Private commercial insurance enrollment fell by nearly 35,000, or 0.9%, from March to May, according to a report from the Center for Health Information and Analysis, a Boston-based independent state agency monitors health spending and other data. More than 4 million Massachusetts residents get their health insurance through such private plans, in a state with the nation's lowest rate of uninsured residents.

That's a stark difference from federal labor data that shows unemployment ballooning in Massachusetts during that time: from 106,900 in March to 586,500 in May. The state's unemployment rate of 17.5% in June was the nation's worst, and the worst since such record-keeping began in Massachusetts. It was 2.8% in March.

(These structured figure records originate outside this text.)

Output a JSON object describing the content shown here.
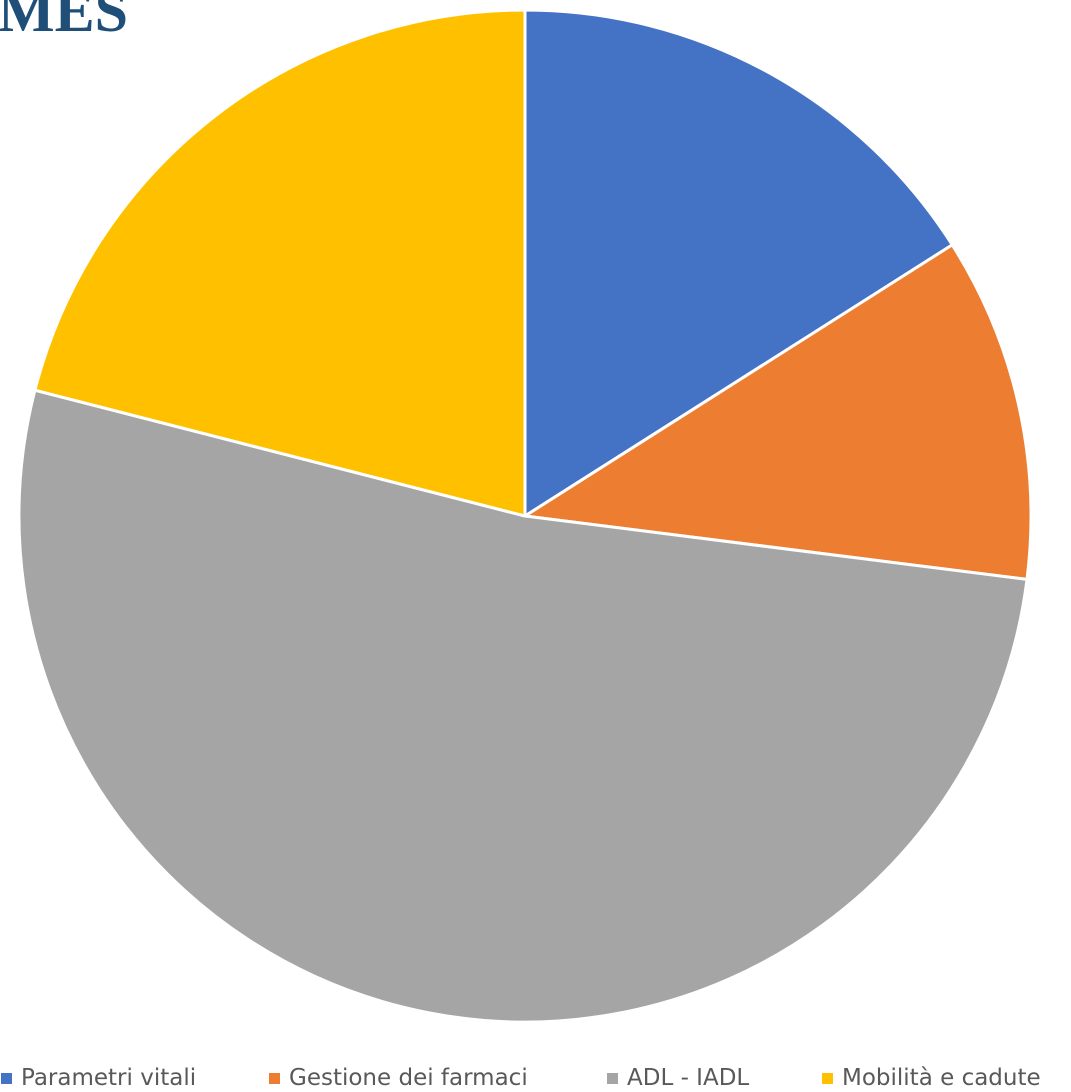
{
  "chart_data": {
    "type": "pie",
    "title": "MES",
    "start_angle": "12 o'clock, clockwise",
    "slices": [
      {
        "label": "Parametri vitali",
        "value": 16,
        "color": "#4472C4"
      },
      {
        "label": "Gestione dei farmaci",
        "value": 11,
        "color": "#ED7D31"
      },
      {
        "label": "ADL - IADL",
        "value": 52,
        "color": "#A5A5A5"
      },
      {
        "label": "Mobilità e cadute",
        "value": 21,
        "color": "#FFC000"
      }
    ],
    "legend": "bottom"
  }
}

CHIA's report, the first such monthly look it's providing into enrollment data, said employment-connected insurance didn't fall as significantly as unemployment claims rose nationally, either. Factors that could account for that, the agency said, include some who may have maintained their coverage while furloughed. Some may have had coverage through a family member's plan or shifted to another member's plan, or signed up for insurance through COBRA, a federal program allowing for a continuation of job-based insurance.

Enrollment in MassHealth, the state's program for Medicaid and the Children's Health Insurance Program, rose 3% from March to May. Enrollment in Medicare was essentially unchanged.